Setelah bencana dahsyat meluluhlantakan Aceh, seorang kiai menemui Gus Dur di pendopo Kabupaten Pasuruan. Saat itu, Gus Dur memang sedang keliling. Saya tidak tahu agendanya apa. Kiai berbadan tambun itu diminta Gus Dur membawa pasukan khusus ke Aceh membantu korban sunami.
Tugas itu diterima tanpa ada pertanyaan yang diajukan. “Saya ditugasi Mbah Dur, ya saya siap saja. Pokoknya siap,” katanya.
Hampir sepekan kiai ini bingung. Bagaimana membawa 100 pasukan yang diminta Gus Dur bisa berangkat ke Aceh. Soal jumlah, tidak ada masalah. Jangankan 100, mau 1000 pasukan juga siap. Hanya saja bagaimana membawa mereka?
Di tengah kebingungan, seorang habib dari Jakarta menemui kiai di rumahnya. Habib ini mengatakan ia diperintahkan Habib Rizieq untuk menyiapkan seluruh kebutuhan pasukan berangkat ke Aceh. “Antum bawa pasukan ke Jakarta. Nanti dari Jakarta kita siapkan seluruh kebutuhan,” begitu katanya.

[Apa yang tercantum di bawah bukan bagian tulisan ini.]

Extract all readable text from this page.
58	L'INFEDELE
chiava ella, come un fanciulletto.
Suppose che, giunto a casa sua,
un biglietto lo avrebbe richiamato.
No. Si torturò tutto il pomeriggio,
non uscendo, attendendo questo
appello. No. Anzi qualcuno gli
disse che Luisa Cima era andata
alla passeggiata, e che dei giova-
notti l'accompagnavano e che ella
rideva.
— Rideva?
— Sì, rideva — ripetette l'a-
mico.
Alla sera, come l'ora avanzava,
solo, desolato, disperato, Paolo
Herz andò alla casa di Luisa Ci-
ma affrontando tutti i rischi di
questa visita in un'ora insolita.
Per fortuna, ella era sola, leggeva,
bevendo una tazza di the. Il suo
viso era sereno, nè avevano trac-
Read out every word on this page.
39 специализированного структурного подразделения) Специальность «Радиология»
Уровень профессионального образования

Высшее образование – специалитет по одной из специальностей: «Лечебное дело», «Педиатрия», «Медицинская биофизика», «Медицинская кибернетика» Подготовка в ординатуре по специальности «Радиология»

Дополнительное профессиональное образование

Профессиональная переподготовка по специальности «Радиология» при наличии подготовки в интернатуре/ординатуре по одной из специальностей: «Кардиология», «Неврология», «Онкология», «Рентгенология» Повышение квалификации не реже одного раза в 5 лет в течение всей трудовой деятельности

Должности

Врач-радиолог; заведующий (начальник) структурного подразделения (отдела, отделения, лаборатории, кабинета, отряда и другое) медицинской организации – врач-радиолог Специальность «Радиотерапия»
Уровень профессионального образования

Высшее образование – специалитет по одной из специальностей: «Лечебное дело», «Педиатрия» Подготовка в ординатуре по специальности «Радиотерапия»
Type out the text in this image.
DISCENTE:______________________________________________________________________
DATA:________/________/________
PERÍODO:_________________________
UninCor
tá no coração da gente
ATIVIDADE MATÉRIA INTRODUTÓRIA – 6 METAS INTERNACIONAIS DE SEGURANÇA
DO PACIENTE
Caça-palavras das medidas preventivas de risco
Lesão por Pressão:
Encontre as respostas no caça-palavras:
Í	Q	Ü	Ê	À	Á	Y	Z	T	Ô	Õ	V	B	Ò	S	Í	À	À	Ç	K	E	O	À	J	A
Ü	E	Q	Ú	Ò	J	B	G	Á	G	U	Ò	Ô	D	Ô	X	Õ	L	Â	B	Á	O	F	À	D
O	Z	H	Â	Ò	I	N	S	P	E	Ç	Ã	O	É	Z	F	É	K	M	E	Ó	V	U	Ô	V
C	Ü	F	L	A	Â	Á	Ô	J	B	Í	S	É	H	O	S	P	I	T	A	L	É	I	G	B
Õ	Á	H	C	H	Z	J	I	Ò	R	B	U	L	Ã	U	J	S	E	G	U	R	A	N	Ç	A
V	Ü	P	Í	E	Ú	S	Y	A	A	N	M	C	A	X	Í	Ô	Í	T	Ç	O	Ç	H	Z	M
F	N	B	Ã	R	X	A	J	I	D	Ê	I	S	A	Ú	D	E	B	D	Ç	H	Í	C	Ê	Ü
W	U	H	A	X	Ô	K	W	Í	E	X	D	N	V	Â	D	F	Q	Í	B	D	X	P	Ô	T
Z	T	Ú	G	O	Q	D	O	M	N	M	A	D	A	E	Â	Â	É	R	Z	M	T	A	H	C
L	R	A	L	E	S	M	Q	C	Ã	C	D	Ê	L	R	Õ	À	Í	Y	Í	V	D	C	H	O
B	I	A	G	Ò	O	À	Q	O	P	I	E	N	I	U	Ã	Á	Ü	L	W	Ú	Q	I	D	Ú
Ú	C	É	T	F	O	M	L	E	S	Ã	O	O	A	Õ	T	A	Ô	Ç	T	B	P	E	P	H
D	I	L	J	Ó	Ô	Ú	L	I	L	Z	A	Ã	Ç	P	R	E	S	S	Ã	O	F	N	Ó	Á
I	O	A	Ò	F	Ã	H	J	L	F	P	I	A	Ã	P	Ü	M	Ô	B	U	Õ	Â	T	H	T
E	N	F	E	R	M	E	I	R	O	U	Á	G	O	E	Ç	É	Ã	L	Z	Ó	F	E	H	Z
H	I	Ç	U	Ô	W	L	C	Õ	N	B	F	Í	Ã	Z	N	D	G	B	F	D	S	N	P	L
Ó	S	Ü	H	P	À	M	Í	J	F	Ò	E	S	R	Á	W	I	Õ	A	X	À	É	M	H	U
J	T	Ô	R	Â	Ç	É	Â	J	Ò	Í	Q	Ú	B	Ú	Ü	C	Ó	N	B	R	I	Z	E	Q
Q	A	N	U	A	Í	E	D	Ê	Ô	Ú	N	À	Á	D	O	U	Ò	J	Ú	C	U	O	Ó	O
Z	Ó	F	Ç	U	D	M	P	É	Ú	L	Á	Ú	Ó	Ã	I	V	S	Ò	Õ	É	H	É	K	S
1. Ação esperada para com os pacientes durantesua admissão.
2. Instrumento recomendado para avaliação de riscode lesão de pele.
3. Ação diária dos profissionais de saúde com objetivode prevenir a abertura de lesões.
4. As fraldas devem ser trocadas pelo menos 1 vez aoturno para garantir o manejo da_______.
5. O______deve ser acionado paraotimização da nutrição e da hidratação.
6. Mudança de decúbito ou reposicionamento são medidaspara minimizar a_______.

Akhirnya 100 pasukan itu ditampung dalam satu truk dan berangkat ke Jakarta. Tersisa 90 orang karena yang 10 tepar di tengah jalan. Dan tidak kuat melanjutkan ke Aceh.
Kisah ini saya cukupkan. Sempat dalam obrolan itu saya mau tanya, bagaimana kiai—saya biasa memanggil Gus—bisa mencintai dua orang yang sempat padu? Gus Dur dan Habib Riziq.
Saya mengurungkan tanya, dan hanya ingin mendengar kisah berikutnya.
Habib Rizieq adalah orang yang siap berdiskusi dengan siapa pun. Ia pernah mengisahkan hubungan baiknya dengan Kiai Hasyim Muzadi, Kiai Ma’ruf Amin, bahkan sempat sowan ke Gus Dur di ruang kerjanya di Kramat Raya. Saling cium tangan dan peluk hangat. Terakhir, Kiai Said, Ketum PBNU, meminta secara khusus ke presiden untuk memulangkan Habib Rizieq.
Hari ini sepak terjang FPI terlupakan. Kerja-kerja sosial mereka hampir punah. Ngaji rutinan yang biasa digelar, tak tampak. Justru kelompok PA 212 yang terus bermanuver di lintasan politik dengan membawa nama besar Habib Rizieq, sembari memanfaatkan militansi kader untuk dikerahkan ke jalur kepentingan pembesarnya.
Pada titik ini saya merasa kasihan. Di PA 212 bercongkol orang-orang yang terseret permainan politik murahan. Visi besar FPI yang dirancang Habib Rizieq, pelan-pelan diburamkan.
Dan itu bukan dari luar, tapi dari dalam. Semoga Habib Rizieq dan santri-santri ideologisnya menyadari akan hal itu. Dan sesegera mungkin menarik diri dari PA 212.